Ohio electric utilities and state regulators are still butting heads over whether the utilities should pass on savings from last year’s tax cut to their customers.
Late last year, the U.S. government lowered the federal tax rate for corporations from 35 to 21 percent.
In a filing this week with the Public Utilities Commission of Ohio (PUCO), Dayton Power & Light (DP&L) took issue with how the matter was handled at a PUCO hearing in July, saying the focus should be whether utilities should have to lower their rates after the tax cut, not how rates should be lowered.
A group of Ohio manufacturers disagreed with DP&L, saying in its own filing this week that the PUCO “has been clear that this proceeding does not pose a question of whether regulated public utilities will pass the benefits resulting from the Tax Cuts and Jobs Act of 2017 … on to customers, but how and when those benefits will be returned to customers.”
The Ohio Manufacturers Association Energy Group thinks electric bills need to be lower, arguing that rates were set with the earlier 35 percent federal tax rate in mind.

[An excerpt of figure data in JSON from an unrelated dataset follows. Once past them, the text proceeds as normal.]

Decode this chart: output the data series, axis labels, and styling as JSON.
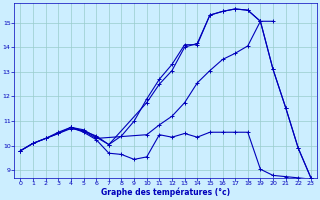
{
  "xlabel": "Graphe des températures (°c)",
  "bg_color": "#cceeff",
  "line_color": "#0000bb",
  "grid_color": "#99cccc",
  "xlim": [
    -0.5,
    23.5
  ],
  "ylim": [
    8.7,
    15.8
  ],
  "xticks": [
    0,
    1,
    2,
    3,
    4,
    5,
    6,
    7,
    8,
    9,
    10,
    11,
    12,
    13,
    14,
    15,
    16,
    17,
    18,
    19,
    20,
    21,
    22,
    23
  ],
  "yticks": [
    9,
    10,
    11,
    12,
    13,
    14,
    15
  ],
  "series": [
    {
      "x": [
        0,
        1,
        2,
        3,
        4,
        5,
        6,
        7,
        8,
        9,
        10,
        11,
        12,
        13,
        14,
        15,
        16,
        17,
        18,
        19,
        20
      ],
      "y": [
        9.8,
        10.1,
        10.3,
        10.5,
        10.7,
        10.6,
        10.4,
        10.05,
        10.4,
        11.0,
        11.9,
        12.7,
        13.3,
        14.1,
        14.1,
        15.3,
        15.45,
        15.55,
        15.5,
        15.05,
        15.05
      ]
    },
    {
      "x": [
        0,
        1,
        2,
        3,
        4,
        5,
        6,
        7,
        10,
        11,
        12,
        13,
        14,
        15,
        16,
        17,
        18,
        19,
        20,
        21,
        22,
        23
      ],
      "y": [
        9.8,
        10.1,
        10.3,
        10.55,
        10.75,
        10.65,
        10.35,
        10.05,
        11.75,
        12.5,
        13.05,
        14.0,
        14.15,
        15.3,
        15.45,
        15.55,
        15.5,
        15.05,
        13.1,
        11.55,
        9.9,
        8.7
      ]
    },
    {
      "x": [
        0,
        1,
        2,
        3,
        4,
        5,
        6,
        10,
        11,
        12,
        13,
        14,
        15,
        16,
        17,
        18,
        19,
        20,
        21,
        22,
        23
      ],
      "y": [
        9.8,
        10.1,
        10.3,
        10.5,
        10.75,
        10.6,
        10.3,
        10.45,
        10.85,
        11.2,
        11.75,
        12.55,
        13.05,
        13.5,
        13.75,
        14.05,
        15.05,
        13.1,
        11.55,
        9.9,
        8.7
      ]
    },
    {
      "x": [
        4,
        5,
        6,
        7,
        8,
        9,
        10,
        11,
        12,
        13,
        14,
        15,
        16,
        17,
        18,
        19,
        20,
        21,
        22,
        23
      ],
      "y": [
        10.75,
        10.55,
        10.25,
        9.7,
        9.65,
        9.45,
        9.55,
        10.45,
        10.35,
        10.5,
        10.35,
        10.55,
        10.55,
        10.55,
        10.55,
        9.05,
        8.8,
        8.75,
        8.7,
        8.65
      ]
    }
  ]
}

“Now, under the (federal tax cut), each utility is collecting the same amount from customers, but doing so while paying significantly less to the federal government for income tax,” the association said in its Aug. 13 filing.
Ohio grocer Kroger agreed.
“The utilities are currently collecting rates from customers based on an assumption that the federal corporate income tax rate is still 35 percent,” Kroger said in its filing to the PUCO.
When the PUCO first raised the idea of lowering electric rates earlier this year, Ohio utilities — including DP&L, FirstEnergy, American Electric Power and Duke Energy — objected that lowering rates now would amount to “retroactive rate-making.”
In its own recent filing, American Electric Power argues that the PUCO “is not permitted to unilaterally engage in single-issue ratemaking or change base rates without following the statutory process.”
The Ohio Consumers Counsel has argued that electric rates should be cheaper.
“Some Ohio utilities are trying to turn this into an opportunity to enrich their shareholders by keeping the tax savings for themselves,” the counsel’s office said in its Aug. 13 brief.
In June DP&L said it had filed a stipulation on its electric distribution rates case with the PUCO, which was signed by 15 parties and PUCO staff.
If the stipulation is approved by the PUCO, the average residential customer in DP&L’s service area, using 1,000 kWh on DP&L’s “standard service” offer, can expect a monthly bill increase of $2.64.
DP&L said the distribution rates reflected the new tax rates.